While shopping for presents, I noticed that the discounts advertised were not as generous as presented. Many of the products had new list prices that were higher than normal such that the post-discount price was hardly a bargain. Yet I was drawn to the perceived discount and felt I was somehow cheating the market and getting a great deal. Anchoring is a powerful force.
Salience is another. Companies will frequently hold the list price of a product constant, and instead reduce what is included since volume is not as salient as price. This is effectively a price increase though. For example, the remote-controlled car that I bought last year is the same price even though it no longer includes batteries. This is common practice in the food industry where volume and contents are fungible. The average consumer does not notice that there is one fewer chicken tender or Doritos chip in a bag that cost the same as last time.

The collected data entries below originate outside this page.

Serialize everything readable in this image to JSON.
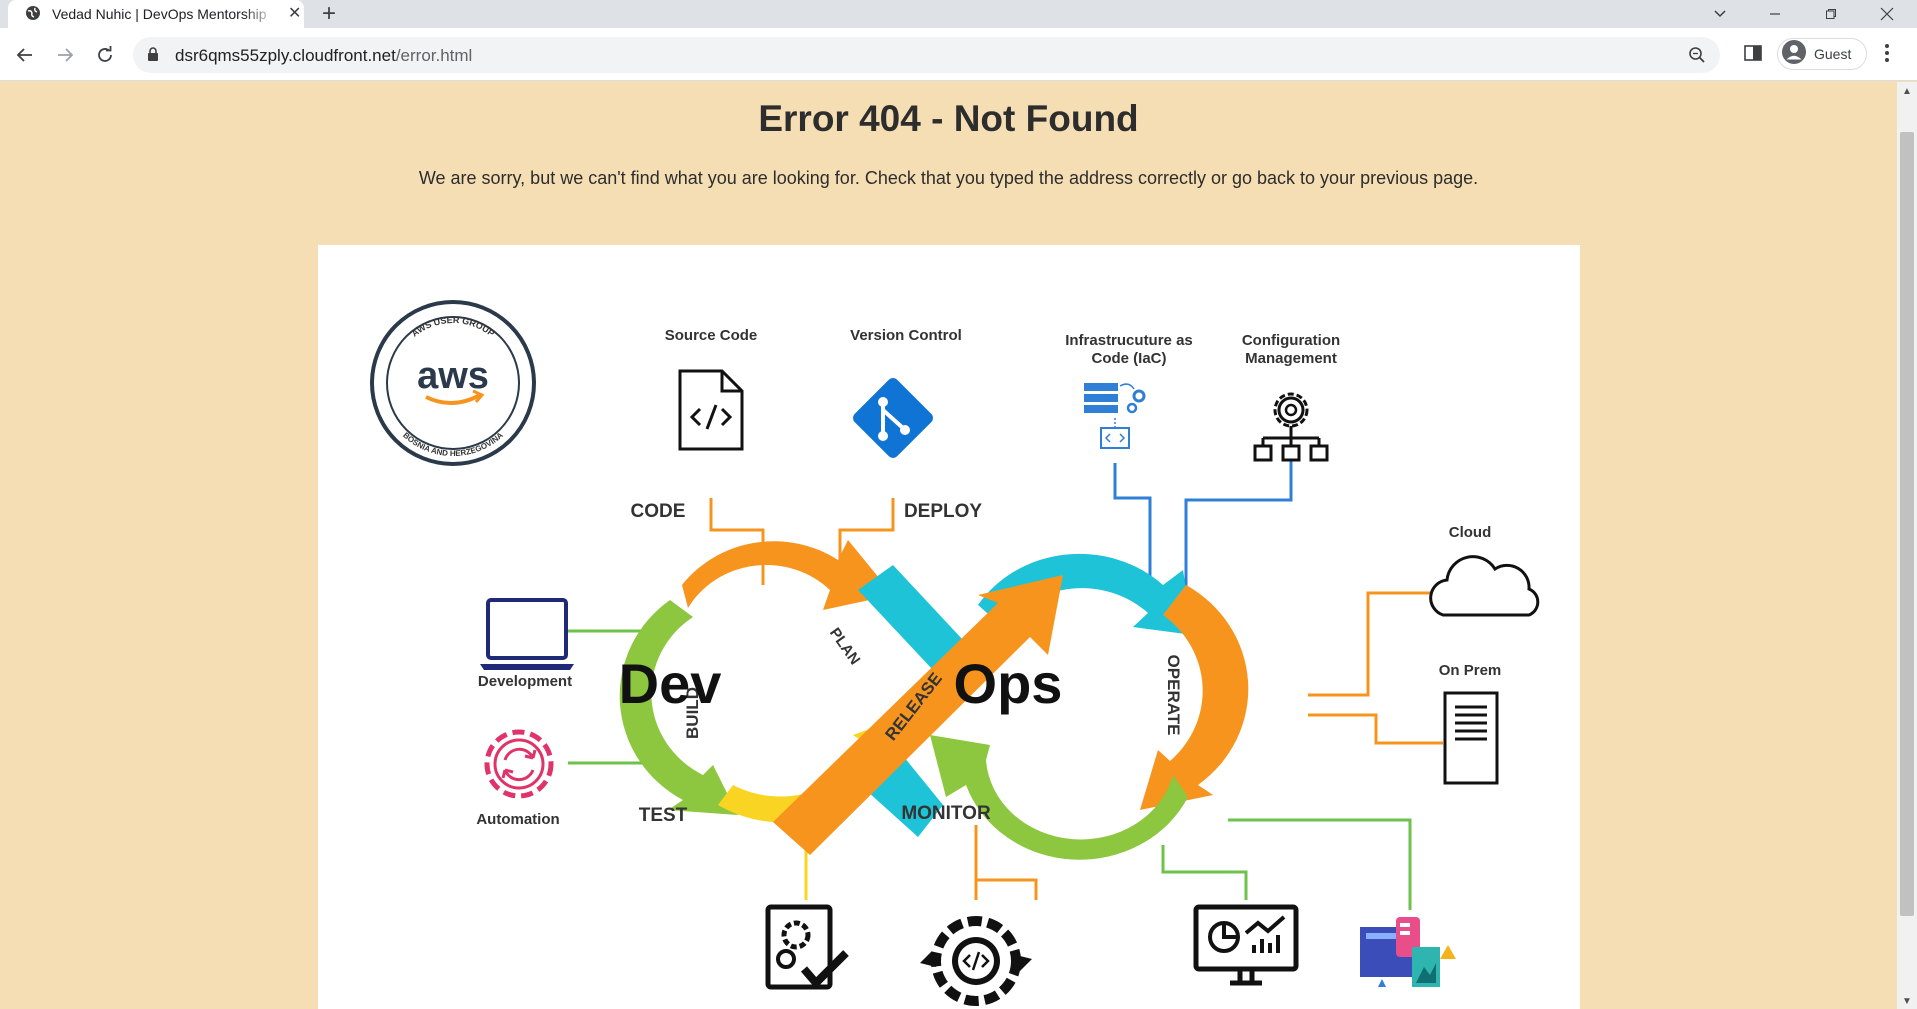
{
  "browser": {
    "tab": {
      "title": "Vedad Nuhic | DevOps Mentorship",
      "close": "✕"
    },
    "new_tab": "+",
    "address": {
      "host": "dsr6qms55zply.cloudfront.net",
      "path": "/error.html"
    },
    "profile": {
      "label": "Guest"
    }
  },
  "page": {
    "title": "Error 404 - Not Found",
    "message": "We are sorry, but we can't find what you are looking for. Check that you typed the address correctly or go back to your previous page."
  },
  "diagram": {
    "logo": {
      "top_text": "AWS USER GROUP",
      "center_text": "aws",
      "bottom_text": "BOSNIA AND HERZEGOVINA"
    },
    "labels": {
      "source_code": "Source Code",
      "version_control": "Version Control",
      "iac_line1": "Infrastrucuture as",
      "iac_line2": "Code (IaC)",
      "config_line1": "Configuration",
      "config_line2": "Management",
      "cloud": "Cloud",
      "on_prem": "On Prem",
      "development": "Development",
      "automation": "Automation"
    },
    "loop": {
      "dev": "Dev",
      "ops": "Ops",
      "code": "CODE",
      "build": "BUILD",
      "test": "TEST",
      "plan": "PLAN",
      "release": "RELEASE",
      "deploy": "DEPLOY",
      "operate": "OPERATE",
      "monitor": "MONITOR"
    },
    "colors": {
      "orange": "#f7941d",
      "green": "#8dc63f",
      "yellow": "#f9d423",
      "cyan": "#1fc3d7",
      "blue_connector": "#2f7fd6",
      "git_blue": "#0f74d4",
      "automation_pink": "#e0336b",
      "dev_navy": "#1e2a78"
    },
    "icons": [
      "source-code-file-icon",
      "git-icon",
      "iac-icon",
      "configuration-icon",
      "cloud-icon",
      "server-icon",
      "laptop-icon",
      "automation-gear-icon",
      "settings-check-icon",
      "code-gear-icon",
      "monitoring-dashboard-icon",
      "analytics-dashboard-icon"
    ]
  }
}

The last price increase I noticed this season related more to technology than to psychology, specifically that we accept small price increases if it is convenient for us to do so. We have a lot to be grateful for in the shift away from cash to credit and mobile payments, but there are some draw backs. Salience is at play since we are more likely to buy and accept higher prices when we do not physically see the money leaving our wallet. But beyond salience, the ubiquity of new payment methods allows price increases to be more gradual and convenient than ever before. The tennis club near my house has several vending machines. For as long as I can remember, water was $1.25 and soft drinks $1.50. It was that way for a while since raising the price by the only increment available, the quarter, would have caused a revolt. Now the vending machines are equipped with fancy credit card readers, and the prices are now $1.37 for water and $1.69 for soda. Perhaps I am okay with it since the credit card masks my actual cash outlay (salience), but I think it is more so the case that I was prepared for a price increase, but I just wanted it to be smaller and convenient (hunting for loose change is never fun). Smoother, gradual price increases are not new since credit cards have been around for a while, but since vending machines are largely behind the times, I experienced first-hand the coin-to-card phenomenon.
The list of our cognitive biases is long, so I'm sure there are many more techniques companies use to raise the price (and get us to buy things in the first place), so please share!